While official testing of water and soil has not yet shown major problems, a state Senate panel was told by an expert last month that agencies need to expand the chemicals they’re testing for; Matzie pointed on Monday to a report from Cleveland’s CBS affiliate saying more expansive private testing was showing contamination. Questions have also been raised about Norfolk Southern ignoring detector alerts, although the company says its crews acted properly when detectors indicated problems before the East Palestine derailment.

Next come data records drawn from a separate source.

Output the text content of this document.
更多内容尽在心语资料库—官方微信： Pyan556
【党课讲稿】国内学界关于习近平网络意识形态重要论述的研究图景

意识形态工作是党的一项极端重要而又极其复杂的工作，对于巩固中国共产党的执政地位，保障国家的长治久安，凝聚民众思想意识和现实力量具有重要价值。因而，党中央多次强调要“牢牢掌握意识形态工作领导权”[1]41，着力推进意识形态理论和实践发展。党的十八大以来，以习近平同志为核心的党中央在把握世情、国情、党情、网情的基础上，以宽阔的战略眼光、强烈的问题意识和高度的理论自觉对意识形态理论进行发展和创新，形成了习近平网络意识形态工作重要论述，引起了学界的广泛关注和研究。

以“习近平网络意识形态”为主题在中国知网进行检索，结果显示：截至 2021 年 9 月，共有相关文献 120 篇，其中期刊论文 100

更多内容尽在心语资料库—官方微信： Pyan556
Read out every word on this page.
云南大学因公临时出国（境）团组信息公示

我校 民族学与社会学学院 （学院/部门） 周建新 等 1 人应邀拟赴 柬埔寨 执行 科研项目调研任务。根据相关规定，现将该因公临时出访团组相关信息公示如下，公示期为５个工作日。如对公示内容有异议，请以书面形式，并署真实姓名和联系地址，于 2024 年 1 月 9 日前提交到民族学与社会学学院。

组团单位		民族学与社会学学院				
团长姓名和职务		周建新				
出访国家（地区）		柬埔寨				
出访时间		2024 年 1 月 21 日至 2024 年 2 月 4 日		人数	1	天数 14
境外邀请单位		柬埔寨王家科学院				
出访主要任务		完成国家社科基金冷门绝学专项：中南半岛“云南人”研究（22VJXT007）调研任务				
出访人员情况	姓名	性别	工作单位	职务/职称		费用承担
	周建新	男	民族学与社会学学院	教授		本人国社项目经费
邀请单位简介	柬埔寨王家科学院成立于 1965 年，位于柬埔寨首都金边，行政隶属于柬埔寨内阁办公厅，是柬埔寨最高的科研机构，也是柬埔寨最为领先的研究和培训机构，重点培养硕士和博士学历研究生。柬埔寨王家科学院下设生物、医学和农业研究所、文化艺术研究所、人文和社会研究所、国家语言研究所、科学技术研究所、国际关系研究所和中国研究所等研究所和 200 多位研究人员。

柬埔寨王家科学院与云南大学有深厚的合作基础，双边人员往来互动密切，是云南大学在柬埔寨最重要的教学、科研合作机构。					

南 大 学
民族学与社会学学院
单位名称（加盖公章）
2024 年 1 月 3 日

While train accidents reported to federal authorities have risen slightly since 2017, Norfolk Southern’s accident rate in particular has spiked much higher, according to a Politico analysis of Federal Railroad Administration data. The PUC currently has rail inspectors – but as the department explained at a hearing in February, those inspectors act only under authority delegated to them by the Federal Railroad Administration, and their only enforcement power is to refer issues up to the FRA.
The PUC says this is the result of the 1970 federal Railroad Safety Act, which seeks to standardize rail regulations under the FRA’s authority and which, under the federal government’s Constitutional authority over interstate commerce, restricts states’ abilities to act outside of this.
But Matzie and other advocates for tighter regulations believe the PUC has more power than it thinks it does, pointing to the exception language in the federal law as well as a 1993 court precedent which determined that federal rail law must “substantially subsume” the topic of state law in order for it to be pre-empted.
Republicans had raised concerns about the pre-emption issue, and more broadly that the bill would raise costs for railroad commerce, with Rep. Dallas Kephart, R-Clearfield, describing the bill Monday as a “hidden tax on consumers.”
The bill passed Monday on a vote of 141 to 62, heading to the state Senate.